In Australia, a pregnant woman is usually tested for gestational diabetes between the 24 to 28 week mark via the glucose tolerance test.
Previously women were given the two-step test, which does not require them to fast overnight but instead drink 50g of sugar-laden water on the morning of the test, followed by a blood test to check glucose one hour later.
According to the current Australian medical guidelines – which are based on 2010 recommendations by expert body International Association of the Diabetes and Pregnancy Study Groups (IADPSG) – if the woman’s blood sugar levels read at or above 5.1mmol/L after fasting; 10.0mmol/L or above one hour after drinking a sugary drink; and 8.5mmol/L or above two hours after the drink, she is automatically diagnosed as having gestational diabetes.
This is where Glaszou, Doust and Hardiman think the overreach happens.
“Once a woman is diagnosed with gestational diabetes, she is identified as being a ‘high-risk’ pregnancy,” Glaszou says. “From this point on, there are changes in the model of care and the type of care delivered which can be very traumatising for many women.”
It is now the most common antenatal condition in pregnancy.
Chris Hegerty
In addition they believe that the unreliability of current glucose tests used in Australian needs to be addressed. A recent Australian trial of earlier testing in pregnancy found that one-third of women initially classified as having gestational diabetes (but neither told nor treated) did not have gestational diabetes when retested later in pregnancy.
Queensland doctor, Chris Hegerty from Warwick Hospital, believes that the increase in gestational diabetes diagnosis has resulted in little – if any – positive outcomes for women and babies, but has caused much harm.
“I remember that in the 1990s, gestational diabetes was a side issue with a diagnosis rate of about 3%,” he says.
“In the early 2000s it was about 4-5%, and since 2011, it’s taken off.
“It is now the most common antenatal condition in pregnancy.”
Hegerty says that women are being given misleading information and unrealistic expectations, including that treatment will prevent low blood sugars for babies after birth, breathing problems, feeding problems and long-term health problems.
Along with his colleague Dr Remo Ostini, Hegerty has recently published the first study to assess the effect ofincreasing gestational diabetes diagnosis on normal sized and small babies by comparing diagnosis rates, outcomes, interventions and medications between two periods: 2011- 2013 and 2016 – 2018, using perinatal data from Queensland.
“What we found instead was that even very small babies were having their growth restricted pharmacologically, and had a threefold increase in iatrogenic (caused by medical intervention) early birth, with possible adverse childhood neurodevelopmental effects,” Hegerty says.

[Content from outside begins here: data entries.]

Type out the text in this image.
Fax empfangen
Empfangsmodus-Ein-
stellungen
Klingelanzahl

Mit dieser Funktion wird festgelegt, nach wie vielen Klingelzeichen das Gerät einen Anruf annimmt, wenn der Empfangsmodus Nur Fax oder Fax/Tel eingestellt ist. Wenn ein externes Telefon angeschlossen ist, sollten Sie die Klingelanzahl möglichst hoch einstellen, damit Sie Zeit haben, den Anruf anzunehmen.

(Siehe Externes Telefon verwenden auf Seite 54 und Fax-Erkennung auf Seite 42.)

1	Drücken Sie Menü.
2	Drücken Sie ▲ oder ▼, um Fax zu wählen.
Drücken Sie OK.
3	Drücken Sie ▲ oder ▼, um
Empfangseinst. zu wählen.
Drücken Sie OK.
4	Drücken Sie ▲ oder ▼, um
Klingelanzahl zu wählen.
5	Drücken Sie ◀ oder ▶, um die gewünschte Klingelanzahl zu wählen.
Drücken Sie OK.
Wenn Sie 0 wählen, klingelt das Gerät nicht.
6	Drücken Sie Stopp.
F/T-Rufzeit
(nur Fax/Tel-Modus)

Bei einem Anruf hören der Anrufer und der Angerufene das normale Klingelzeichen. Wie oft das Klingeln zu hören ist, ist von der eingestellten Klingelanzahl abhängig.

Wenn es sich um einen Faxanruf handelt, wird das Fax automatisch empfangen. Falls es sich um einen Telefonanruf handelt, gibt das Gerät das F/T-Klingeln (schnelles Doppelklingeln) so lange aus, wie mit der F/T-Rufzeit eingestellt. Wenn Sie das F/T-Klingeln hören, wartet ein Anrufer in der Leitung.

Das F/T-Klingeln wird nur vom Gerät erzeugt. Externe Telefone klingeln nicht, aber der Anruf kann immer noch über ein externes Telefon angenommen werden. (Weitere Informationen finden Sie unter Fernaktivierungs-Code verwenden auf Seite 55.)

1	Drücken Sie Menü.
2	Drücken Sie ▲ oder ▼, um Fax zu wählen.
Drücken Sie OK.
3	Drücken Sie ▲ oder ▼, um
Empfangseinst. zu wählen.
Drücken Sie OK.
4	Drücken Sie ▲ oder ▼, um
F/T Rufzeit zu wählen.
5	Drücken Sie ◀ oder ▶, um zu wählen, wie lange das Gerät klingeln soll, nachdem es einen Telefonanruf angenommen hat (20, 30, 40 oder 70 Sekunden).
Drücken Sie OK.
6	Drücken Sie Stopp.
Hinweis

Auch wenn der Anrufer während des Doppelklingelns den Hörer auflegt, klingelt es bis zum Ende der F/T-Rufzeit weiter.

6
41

The study found a woman ‘labelled’ with gestational diabetes was found to have an increased chance of having a caesarean section or induced labour, and only an 8% chance of spontaneous labour and vaginal delivery if taking Insulin.
“For at least 80% to 90% of babies who are not very large, there is no reasonable possibility of benefit from pharmacological treatment, and no conceivable reason to use drugs in these babies,” Hegerty tells Cosmos.
The University of Queensland’s Professor David McIntyre, a long-time endocrinologist, is critical of Hegerty and Ostini’s methodology.
“A more rigorous approach would have been to compare pregnancy outcomes in women with and without gestational diabetes, and then statistically correct for other obvious differences between the two groups (e.g. maternal BMI, age and parity) to make sure that the differences were actually due to gestational diabetes itself, rather than other unrelated factors,” McIntyre says.
However, he does agree with Hegerty that changes in maternal age, BMI and ethnicity are not enough to explain the increased frequency of gestational diabetes, and that the rise is more likely because of the increase in diagnostic testing.
Hegerty says the methodology used was the same as many other studies by “reputable researchers, some cited in our study, and including many Australian doctors and academics”.